PyFlue emits a correlated event stream for the work an agent or workflow performs, and ships an OpenTelemetry adapter that turns that stream into spans.

The event stream¶

Every session operation produces a bounded set of events. Each event carries correlation fields (operation_id, instance_id, and, inside a workflow, run_id) so a consumer can reconstruct the structure of the work.

Event pair	Emitted for
`run_start` / `run_end`	A workflow run.
`operation_start` / `operation`	One session operation (prompt, skill, task, shell, or compact).
`turn_request` / `turn`	One model generation, including model id and token usage.
`tool_start` / `tool_call`, `command_start` / `command_end`	Tool and shell execution.
`task_start` / `task_end`	Delegated subagent work.
`compaction_start` / `compaction_end`	Context compaction.
`log`	Structured application logs from `ctx.log`.

You can receive these events two ways:

Per agent, by passing on_event to init(...) or a created agent.
Application wide, by registering a callback through observe(...) for workflow run events.

OpenTelemetry¶

Install the extra and register the adapter as an event observer.

pip install 'pyflue[otel]'

from pyflue import init
from pyflue.observability import create_opentelemetry_observer

agent = await init(on_event=create_opentelemetry_observer())

The adapter builds this span tree, parenting by the correlation fields:

flue.workflow <name>             run_start / run_end
  flue.operation <kind>          operation_start / operation
    gen_ai.generate              turn_request / turn  (model, token usage, cost)
    flue.tool <name>             command_* / tool_*
    flue.task                    task_start / task_end
    flue.compaction              compaction_start / compaction_end

Generation spans use the gen_ai.* semantic conventions: gen_ai.request.model, gen_ai.response.model, and gen_ai.usage.input_tokens, gen_ai.usage.output_tokens, gen_ai.usage.total_tokens, and gen_ai.usage.cost_total.

By default the adapter exports correlation, timing, model, and usage metadata.

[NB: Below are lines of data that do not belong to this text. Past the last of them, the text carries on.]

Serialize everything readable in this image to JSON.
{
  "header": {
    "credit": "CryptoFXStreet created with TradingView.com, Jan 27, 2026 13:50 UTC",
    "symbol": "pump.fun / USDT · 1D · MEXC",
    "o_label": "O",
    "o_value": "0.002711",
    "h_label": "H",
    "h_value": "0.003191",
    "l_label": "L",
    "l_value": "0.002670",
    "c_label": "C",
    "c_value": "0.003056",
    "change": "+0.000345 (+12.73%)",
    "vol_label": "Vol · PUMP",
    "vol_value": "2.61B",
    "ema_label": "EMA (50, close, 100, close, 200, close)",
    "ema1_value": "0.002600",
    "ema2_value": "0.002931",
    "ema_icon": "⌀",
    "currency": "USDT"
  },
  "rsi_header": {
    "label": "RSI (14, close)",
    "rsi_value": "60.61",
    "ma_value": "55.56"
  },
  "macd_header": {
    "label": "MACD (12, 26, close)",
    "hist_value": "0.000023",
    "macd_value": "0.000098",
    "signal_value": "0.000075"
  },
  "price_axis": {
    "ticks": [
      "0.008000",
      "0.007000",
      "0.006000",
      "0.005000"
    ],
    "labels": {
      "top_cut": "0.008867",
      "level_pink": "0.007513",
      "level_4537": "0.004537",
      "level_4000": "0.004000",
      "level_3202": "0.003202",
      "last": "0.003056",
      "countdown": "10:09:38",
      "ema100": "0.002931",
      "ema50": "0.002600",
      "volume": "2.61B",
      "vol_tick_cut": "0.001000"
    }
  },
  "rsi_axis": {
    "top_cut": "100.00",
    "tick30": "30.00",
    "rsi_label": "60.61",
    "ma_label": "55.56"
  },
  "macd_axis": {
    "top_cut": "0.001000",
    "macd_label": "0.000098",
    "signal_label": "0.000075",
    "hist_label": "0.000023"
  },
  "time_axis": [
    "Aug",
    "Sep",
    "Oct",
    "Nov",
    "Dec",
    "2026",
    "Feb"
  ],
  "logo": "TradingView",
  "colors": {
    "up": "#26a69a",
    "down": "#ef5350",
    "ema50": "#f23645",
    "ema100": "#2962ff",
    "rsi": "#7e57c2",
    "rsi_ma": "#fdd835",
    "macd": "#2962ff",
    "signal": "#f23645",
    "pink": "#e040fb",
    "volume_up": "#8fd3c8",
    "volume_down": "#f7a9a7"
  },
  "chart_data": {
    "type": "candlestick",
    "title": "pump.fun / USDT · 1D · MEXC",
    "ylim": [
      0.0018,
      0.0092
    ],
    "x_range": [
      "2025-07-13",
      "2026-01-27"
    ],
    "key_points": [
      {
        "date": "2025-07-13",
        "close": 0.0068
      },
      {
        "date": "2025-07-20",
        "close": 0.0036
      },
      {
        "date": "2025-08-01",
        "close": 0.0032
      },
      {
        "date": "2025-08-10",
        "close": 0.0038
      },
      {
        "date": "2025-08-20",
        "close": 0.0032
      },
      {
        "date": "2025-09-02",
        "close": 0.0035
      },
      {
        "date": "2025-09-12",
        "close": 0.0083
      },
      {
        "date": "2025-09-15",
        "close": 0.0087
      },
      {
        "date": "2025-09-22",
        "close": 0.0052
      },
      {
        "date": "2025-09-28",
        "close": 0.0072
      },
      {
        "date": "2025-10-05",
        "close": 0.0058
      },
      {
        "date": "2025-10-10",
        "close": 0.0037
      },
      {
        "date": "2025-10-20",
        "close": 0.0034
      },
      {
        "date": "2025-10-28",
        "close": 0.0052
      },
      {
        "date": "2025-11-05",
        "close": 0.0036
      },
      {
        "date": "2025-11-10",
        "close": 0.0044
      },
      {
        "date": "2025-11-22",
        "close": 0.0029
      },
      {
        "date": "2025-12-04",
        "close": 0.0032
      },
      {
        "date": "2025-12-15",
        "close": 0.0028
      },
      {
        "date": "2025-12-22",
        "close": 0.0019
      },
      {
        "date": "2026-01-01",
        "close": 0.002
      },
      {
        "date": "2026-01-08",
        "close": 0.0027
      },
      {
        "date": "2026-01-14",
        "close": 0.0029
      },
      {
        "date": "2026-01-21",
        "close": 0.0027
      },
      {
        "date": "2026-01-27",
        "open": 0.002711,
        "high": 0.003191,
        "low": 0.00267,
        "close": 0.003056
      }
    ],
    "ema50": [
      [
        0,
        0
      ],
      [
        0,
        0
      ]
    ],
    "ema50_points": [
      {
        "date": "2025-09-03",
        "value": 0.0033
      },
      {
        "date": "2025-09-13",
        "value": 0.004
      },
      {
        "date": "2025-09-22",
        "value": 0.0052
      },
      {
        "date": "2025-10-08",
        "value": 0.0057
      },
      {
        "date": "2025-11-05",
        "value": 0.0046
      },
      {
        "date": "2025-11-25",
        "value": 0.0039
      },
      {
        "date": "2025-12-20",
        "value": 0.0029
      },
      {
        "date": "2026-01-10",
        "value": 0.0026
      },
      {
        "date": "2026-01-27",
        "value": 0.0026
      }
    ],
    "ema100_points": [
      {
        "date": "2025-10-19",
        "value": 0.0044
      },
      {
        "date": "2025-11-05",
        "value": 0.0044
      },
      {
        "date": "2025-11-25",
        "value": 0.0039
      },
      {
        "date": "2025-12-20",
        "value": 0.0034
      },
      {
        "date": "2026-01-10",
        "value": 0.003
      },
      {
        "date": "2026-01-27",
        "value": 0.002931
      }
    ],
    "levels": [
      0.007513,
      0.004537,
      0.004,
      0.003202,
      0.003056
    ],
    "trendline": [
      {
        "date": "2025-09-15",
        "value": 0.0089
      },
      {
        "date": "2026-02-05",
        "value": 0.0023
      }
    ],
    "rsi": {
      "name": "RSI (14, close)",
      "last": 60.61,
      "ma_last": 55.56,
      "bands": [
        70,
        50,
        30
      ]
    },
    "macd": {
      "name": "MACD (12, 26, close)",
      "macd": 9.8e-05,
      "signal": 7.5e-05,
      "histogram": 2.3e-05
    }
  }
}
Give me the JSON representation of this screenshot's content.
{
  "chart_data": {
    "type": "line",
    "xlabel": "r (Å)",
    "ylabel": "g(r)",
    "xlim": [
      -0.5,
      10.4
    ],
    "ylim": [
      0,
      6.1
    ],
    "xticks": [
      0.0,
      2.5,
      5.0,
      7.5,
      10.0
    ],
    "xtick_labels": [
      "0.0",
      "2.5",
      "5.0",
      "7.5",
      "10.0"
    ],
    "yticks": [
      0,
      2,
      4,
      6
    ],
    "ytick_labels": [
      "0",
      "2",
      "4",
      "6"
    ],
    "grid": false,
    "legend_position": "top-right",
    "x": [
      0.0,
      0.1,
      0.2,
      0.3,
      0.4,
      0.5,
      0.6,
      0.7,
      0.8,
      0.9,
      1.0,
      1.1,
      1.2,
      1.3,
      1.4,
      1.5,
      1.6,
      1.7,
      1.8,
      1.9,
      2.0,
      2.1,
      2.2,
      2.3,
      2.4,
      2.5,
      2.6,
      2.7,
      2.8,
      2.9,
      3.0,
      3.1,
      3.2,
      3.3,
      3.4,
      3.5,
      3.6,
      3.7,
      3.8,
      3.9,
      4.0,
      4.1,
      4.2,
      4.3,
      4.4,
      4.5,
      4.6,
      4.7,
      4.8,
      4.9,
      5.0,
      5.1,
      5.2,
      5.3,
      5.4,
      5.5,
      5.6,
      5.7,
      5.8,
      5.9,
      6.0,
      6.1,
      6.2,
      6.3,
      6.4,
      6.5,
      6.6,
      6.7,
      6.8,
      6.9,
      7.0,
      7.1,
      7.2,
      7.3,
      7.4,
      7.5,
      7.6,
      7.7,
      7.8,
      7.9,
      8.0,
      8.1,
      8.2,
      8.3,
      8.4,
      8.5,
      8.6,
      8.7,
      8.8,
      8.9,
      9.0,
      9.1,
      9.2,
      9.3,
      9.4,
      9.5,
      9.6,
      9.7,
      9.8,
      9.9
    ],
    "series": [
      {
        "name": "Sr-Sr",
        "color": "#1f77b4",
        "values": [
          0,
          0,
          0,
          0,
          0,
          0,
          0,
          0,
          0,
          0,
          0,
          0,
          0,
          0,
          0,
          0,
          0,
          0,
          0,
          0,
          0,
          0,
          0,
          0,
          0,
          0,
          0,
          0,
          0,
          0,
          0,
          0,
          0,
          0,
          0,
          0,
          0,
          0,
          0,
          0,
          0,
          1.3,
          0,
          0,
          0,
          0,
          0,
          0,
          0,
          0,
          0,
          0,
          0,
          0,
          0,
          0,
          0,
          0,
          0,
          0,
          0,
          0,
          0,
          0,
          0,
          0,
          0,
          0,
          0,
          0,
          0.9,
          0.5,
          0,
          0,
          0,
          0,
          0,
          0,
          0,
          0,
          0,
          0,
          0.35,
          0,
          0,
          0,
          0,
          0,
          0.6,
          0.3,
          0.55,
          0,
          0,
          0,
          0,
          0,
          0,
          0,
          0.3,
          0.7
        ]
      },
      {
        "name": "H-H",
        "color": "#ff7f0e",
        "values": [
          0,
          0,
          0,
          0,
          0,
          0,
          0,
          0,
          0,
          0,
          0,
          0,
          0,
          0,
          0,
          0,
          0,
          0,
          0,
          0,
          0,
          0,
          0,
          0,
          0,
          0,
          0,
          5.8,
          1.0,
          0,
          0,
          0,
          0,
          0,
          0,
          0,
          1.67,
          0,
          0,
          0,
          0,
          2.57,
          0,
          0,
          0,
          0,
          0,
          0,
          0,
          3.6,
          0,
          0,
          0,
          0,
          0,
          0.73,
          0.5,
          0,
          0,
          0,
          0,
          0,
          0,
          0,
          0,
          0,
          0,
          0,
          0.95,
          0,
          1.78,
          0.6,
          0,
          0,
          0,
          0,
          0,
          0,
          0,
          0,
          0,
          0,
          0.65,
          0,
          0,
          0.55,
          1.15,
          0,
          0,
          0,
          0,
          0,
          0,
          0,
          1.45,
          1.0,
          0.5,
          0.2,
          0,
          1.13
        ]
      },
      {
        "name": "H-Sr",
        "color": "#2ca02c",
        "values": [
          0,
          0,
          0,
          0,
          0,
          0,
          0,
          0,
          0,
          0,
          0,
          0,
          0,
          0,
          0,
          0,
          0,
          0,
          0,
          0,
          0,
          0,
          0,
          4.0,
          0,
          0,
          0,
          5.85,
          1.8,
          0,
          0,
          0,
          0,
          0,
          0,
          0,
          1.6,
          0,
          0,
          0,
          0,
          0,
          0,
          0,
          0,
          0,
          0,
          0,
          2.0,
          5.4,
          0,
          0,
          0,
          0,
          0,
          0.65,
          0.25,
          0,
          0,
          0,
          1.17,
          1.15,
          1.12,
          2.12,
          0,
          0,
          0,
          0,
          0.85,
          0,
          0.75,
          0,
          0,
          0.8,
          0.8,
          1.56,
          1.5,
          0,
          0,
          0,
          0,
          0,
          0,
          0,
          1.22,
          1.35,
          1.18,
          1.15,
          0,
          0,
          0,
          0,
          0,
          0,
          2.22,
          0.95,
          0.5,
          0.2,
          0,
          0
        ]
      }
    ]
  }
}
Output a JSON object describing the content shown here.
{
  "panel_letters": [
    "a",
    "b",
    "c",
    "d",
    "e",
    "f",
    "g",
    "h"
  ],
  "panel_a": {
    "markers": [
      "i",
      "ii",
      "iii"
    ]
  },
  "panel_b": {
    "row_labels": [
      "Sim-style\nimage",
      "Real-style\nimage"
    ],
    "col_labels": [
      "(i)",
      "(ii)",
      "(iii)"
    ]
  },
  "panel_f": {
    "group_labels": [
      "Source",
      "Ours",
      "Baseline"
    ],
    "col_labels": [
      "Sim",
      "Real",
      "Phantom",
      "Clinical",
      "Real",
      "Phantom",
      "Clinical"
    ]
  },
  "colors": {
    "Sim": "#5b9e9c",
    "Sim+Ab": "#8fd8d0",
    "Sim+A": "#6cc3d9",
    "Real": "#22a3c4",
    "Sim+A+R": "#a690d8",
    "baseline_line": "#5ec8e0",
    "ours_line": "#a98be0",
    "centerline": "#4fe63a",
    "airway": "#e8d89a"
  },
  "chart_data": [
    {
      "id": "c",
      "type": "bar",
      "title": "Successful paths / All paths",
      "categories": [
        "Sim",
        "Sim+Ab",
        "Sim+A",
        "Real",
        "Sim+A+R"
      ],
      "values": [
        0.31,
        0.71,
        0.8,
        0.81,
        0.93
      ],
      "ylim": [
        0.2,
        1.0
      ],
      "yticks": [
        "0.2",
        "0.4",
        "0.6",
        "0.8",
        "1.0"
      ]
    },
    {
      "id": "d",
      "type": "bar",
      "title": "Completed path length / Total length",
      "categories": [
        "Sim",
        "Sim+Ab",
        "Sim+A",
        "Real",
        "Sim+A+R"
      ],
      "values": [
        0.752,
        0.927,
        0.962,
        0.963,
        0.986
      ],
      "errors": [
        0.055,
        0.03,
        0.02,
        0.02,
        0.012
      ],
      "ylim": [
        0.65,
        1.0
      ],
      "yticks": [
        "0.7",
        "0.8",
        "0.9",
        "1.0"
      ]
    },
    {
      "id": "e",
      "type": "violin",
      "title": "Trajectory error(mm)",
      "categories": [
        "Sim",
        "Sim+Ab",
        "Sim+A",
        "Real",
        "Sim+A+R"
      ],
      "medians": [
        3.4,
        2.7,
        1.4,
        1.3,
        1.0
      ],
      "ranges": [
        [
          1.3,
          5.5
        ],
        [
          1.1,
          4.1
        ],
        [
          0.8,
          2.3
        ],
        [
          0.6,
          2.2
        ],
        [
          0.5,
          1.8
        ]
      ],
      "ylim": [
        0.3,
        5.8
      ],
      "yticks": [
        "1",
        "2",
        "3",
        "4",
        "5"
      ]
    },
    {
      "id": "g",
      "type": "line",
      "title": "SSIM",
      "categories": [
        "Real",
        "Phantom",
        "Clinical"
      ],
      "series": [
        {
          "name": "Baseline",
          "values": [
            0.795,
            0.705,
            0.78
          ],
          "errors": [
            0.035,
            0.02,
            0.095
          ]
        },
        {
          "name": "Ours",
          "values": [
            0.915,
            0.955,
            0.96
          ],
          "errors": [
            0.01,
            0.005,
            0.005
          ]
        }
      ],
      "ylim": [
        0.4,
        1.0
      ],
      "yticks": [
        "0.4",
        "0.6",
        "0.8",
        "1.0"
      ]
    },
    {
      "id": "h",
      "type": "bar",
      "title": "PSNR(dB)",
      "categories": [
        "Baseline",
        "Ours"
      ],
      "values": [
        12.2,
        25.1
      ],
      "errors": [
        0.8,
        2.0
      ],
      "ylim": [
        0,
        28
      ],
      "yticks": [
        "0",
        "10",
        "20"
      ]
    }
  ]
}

Set capture_content=True to also attach commands, results, and log messages. That content can include sensitive data, so enable it deliberately.

observer = create_opentelemetry_observer(capture_content=True)

Provide your own tracer¶

Pass a configured tracer when your application already sets up an OpenTelemetry SDK and exporter.

from opentelemetry import trace
from pyflue.observability import create_opentelemetry_observer

observer = create_opentelemetry_observer(tracer=trace.get_tracer("my-app"))

Scope and limits¶

PyFlue emits one generation span per backend operation, carrying that operation's model and aggregate token usage. A span for each internal agent loop turn depends on backend level instrumentation and is tracked as future work. See Parity with Flue for the full status.